トウモロコシに次ぐ2位の飼料作物に:飼料イネの研究・普及情報交換会、開く
2011 年 12 月 19 日
12月19日(月)、東京都内で、「平成23年度飼料イネの研究と普及に関する情報交換会」を開かれた(共催:畜産草地研究所、全国農業改良普及支援協会)。
全国から200名余が参加した。
開催挨拶で同研究所の松本所長は「水田を有効活用した飼料生産体制を強化し、飼料イネ、飼料米等を国産飼料として位置づけ、国産飼料に立脚した畜産物生産の研究・普及を課題としている」などと述べた。平成23年度に稲WCSは2万3086ha、飼料用米は同3万3955haと急速に伸びている(トウモロコシは9万2200ha)。基調講演では「水田の飼料作利用と畜産の発展戦略」と題し、名古屋大学大学院の淡路和則教授が次のように話した。

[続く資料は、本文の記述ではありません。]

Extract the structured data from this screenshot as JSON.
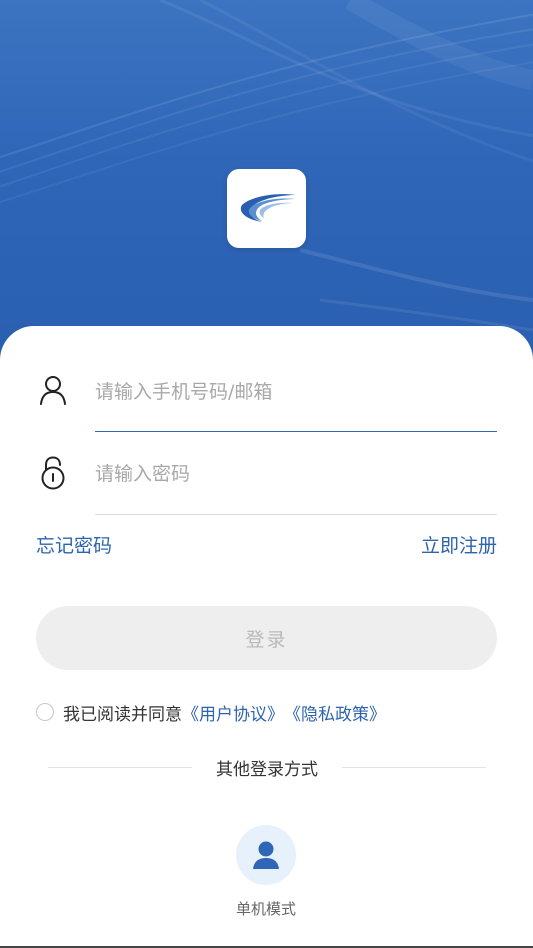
{
  "app": {
    "logo_name": "app-logo"
  },
  "login": {
    "account_placeholder": "请输入手机号码/邮箱",
    "account_value": "",
    "password_placeholder": "请输入密码",
    "password_value": "",
    "forgot_label": "忘记密码",
    "register_label": "立即注册",
    "submit_label": "登录"
  },
  "agreement": {
    "checked": false,
    "prefix": "我已阅读并同意",
    "user_agreement": "《用户协议》",
    "privacy_policy": "《隐私政策》"
  },
  "other_login": {
    "title": "其他登录方式",
    "offline_label": "单机模式"
  },
  "colors": {
    "brand": "#2f66b8",
    "link": "#2d64ae",
    "button_disabled_bg": "#eeeeee",
    "button_disabled_text": "#b9b9b9",
    "offline_bg": "#e6f1fb"
  },
  "icons": {
    "account": "user-icon",
    "password": "lock-icon",
    "offline": "person-icon"
  }
}
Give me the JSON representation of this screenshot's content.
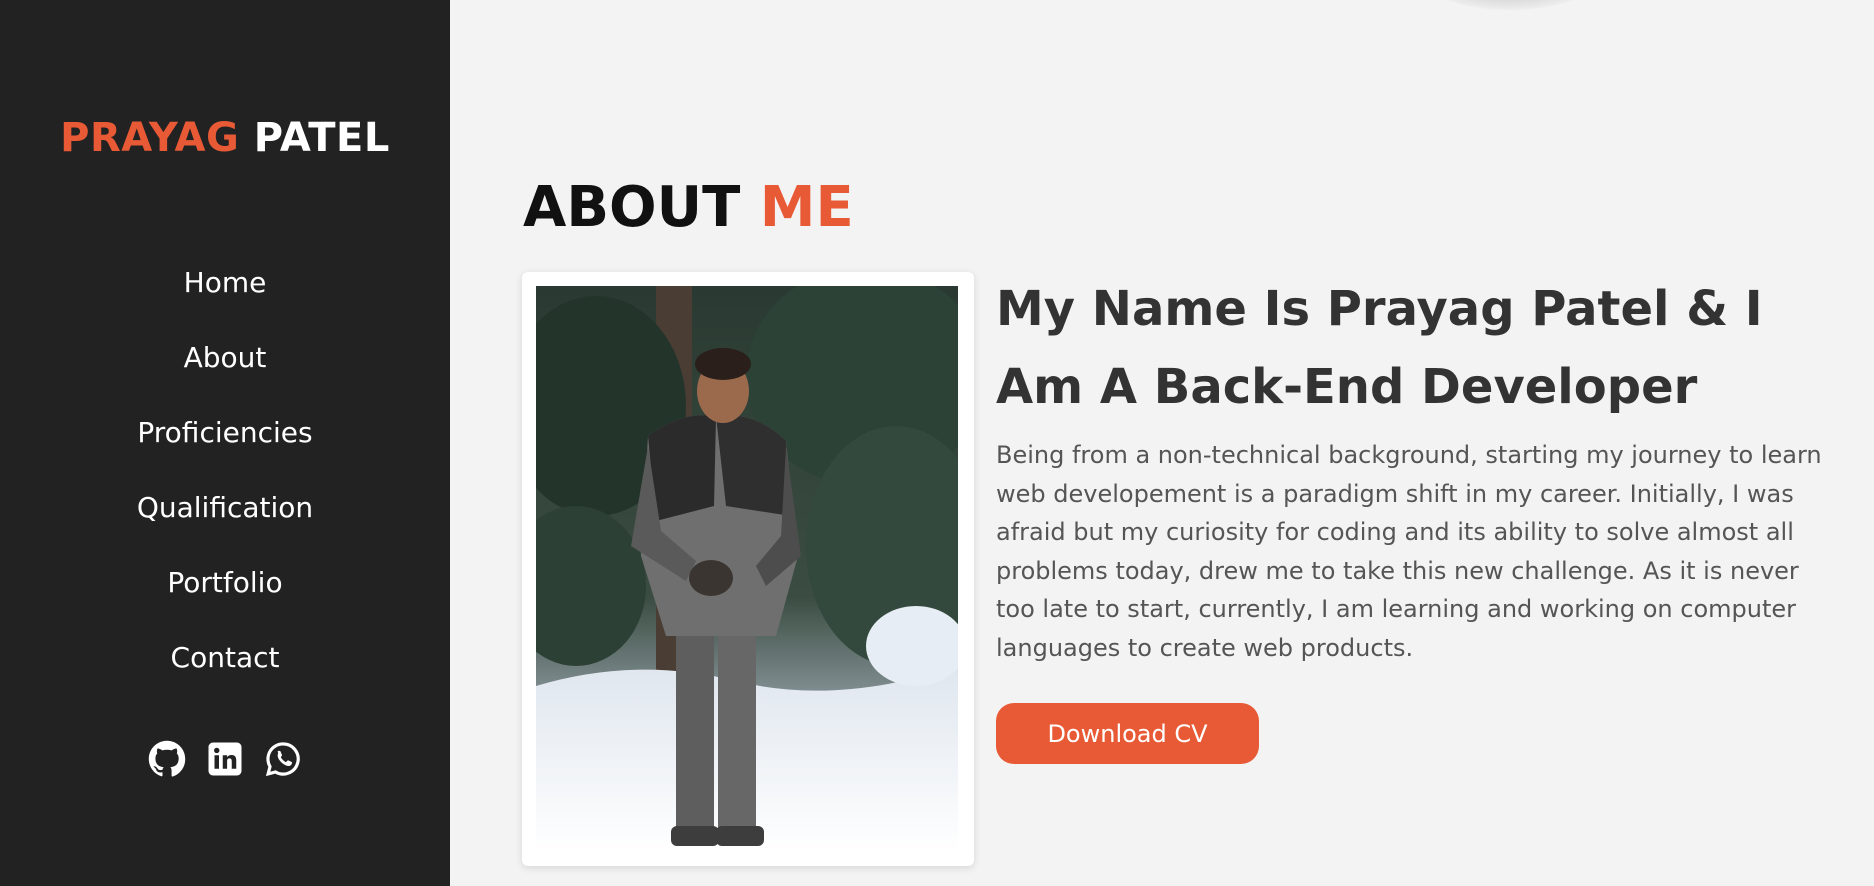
{
  "sidebar": {
    "brand": {
      "first": "PRAYAG",
      "last": "PATEL"
    },
    "nav": [
      "Home",
      "About",
      "Proficiencies",
      "Qualification",
      "Portfolio",
      "Contact"
    ],
    "socials": [
      "github-icon",
      "linkedin-icon",
      "whatsapp-icon"
    ]
  },
  "about": {
    "title_main": "ABOUT ",
    "title_accent": "ME",
    "heading": "My Name Is Prayag Patel & I Am A Back-End Developer",
    "bio": "Being from a non-technical background, starting my journey to learn web developement is a paradigm shift in my career. Initially, I was afraid but my curiosity for coding and its ability to solve almost all problems today, drew me to take this new challenge. As it is never too late to start, currently, I am learning and working on computer languages to create web products.",
    "cv_button": "Download CV"
  },
  "colors": {
    "accent": "#e85a35",
    "sidebar_bg": "#222222",
    "page_bg": "#f3f3f3"
  }
}
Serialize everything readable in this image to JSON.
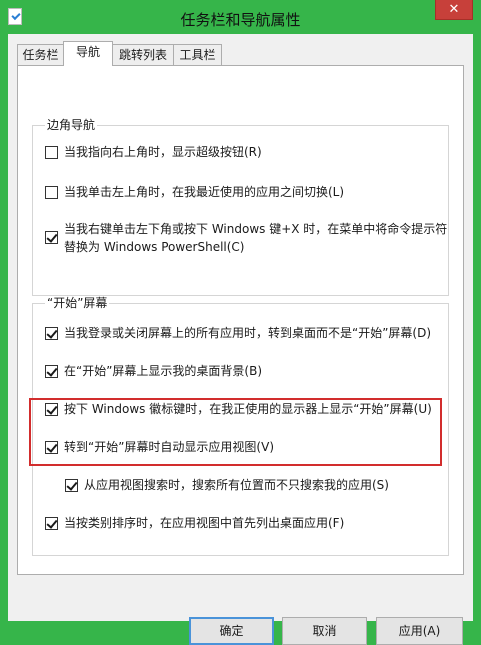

1:飼料米推進の意味は、現有の経営資源(技術も含む)の活用で、水田を水田として利用できる。かつ稲は収量が安定している作物である。米は、作付け面積2位の飼料作物になった。また、飼料米の副産物である稲ワラの広域利用も進めるべきだ。
2:養豚農場の基礎調査(平成21年度)によると、エコフィード利用農場は、飼料米利用に積極的で、そのポイントは農場における自家配合施設の有無にある。
3:一部のアンケート調査ではあるが、飼料用米給与畜産物(豚肉・卵)は通常価格よりも約10%高でも購入意思が強い。
4:所得の違いによる購入価格の違いは1から2割、むしろ年齢が高くなると量より質に変化していく傾向があるので、今後の人口構成を考え、マーケットの対象を考えながら、飼料米を利用していく必要があるだろう。
行政の取り組みとして、農水省畜産振興課の小宮班長は、「飼料用稲の生産・利用を推進する施策の展開」を解説。飼料用米の生産目標を平成32年に70万haとし、そのため、飼料イネWCSは生産者と需要者間での供給計画の策定や、さらなる品質の向上などが課題とし、飼料用米では生産コストの低減、反収の向上、産地と畜産農家とのマッチング、消費者との連携(耕畜消連携)、流通・保管コストの縮減などが克服すべき点とし、稲WCS・飼料用米の生産・利用の拡大に対し、今後もできる限りの施策を行なうと話した。
技術紹介では広島県畜産技術センター・河野幸雄氏が「高糖分飼料イネ「たちすずか」の飼料特性と乳牛への給与」を報告。たちすずかは不消化モミ量が極めて少なく、乾物中の糖分が高く、良好なサイレージ調製に有利で、乳牛の給与でも高い消化性をもつ画期的な品種であるとし、多様な家畜への利用を実現できるとした。
畜産草地研究所の野中和久氏は、飼料用米の加工(ソフトグレインサイレージ、圧ペン籾米・玄米、粉砕籾米・玄米)をしてもCP、EE、デンプン含量等は変化しないが、蒸気圧ペン処理により繊維含量は低下する、などとしたうえで、牛では籾米を物理的処理しないと第一胃内では分解されにくいと報告した。また各県の研究機関の結果を紹介し、これまでの成績では乳牛(泌乳中期から後期)への給与はソフトグレインサイレージでTDN換算で濃厚飼料の30%代替え可能と示唆した。
「飼料用イネの広域流通のための基準策定と技術開発の今後の展望」では、同研究所の浦川修司氏が、流通基準が策定されたことにより、地域内での顔の見える取引から、広域的な顔の見えない場合でも、安全・安心が担保されるとし、今後は、生産履歴管理システムの構築が必要であり、現在そのシステムを開発中であると報告した。
20日(火)の現場からの事例では、「コントラクターを核とした水田農業に立脚した肉牛生産モデルの構築」(滋賀県畜産技術振興センター・土井真也氏)、「地域型コントラクターを核とした飼料イネ・飼料ムギ生産への取り組み」(群馬県中部農業事務所普及指導課・石田豊氏)、「岡山県におけるコントラクターの連携によるイネWCS生産体制」(岡山県美作県民局農林水産事業部・串田晴彦氏)が飼料米および稲WCSの現状を報告する。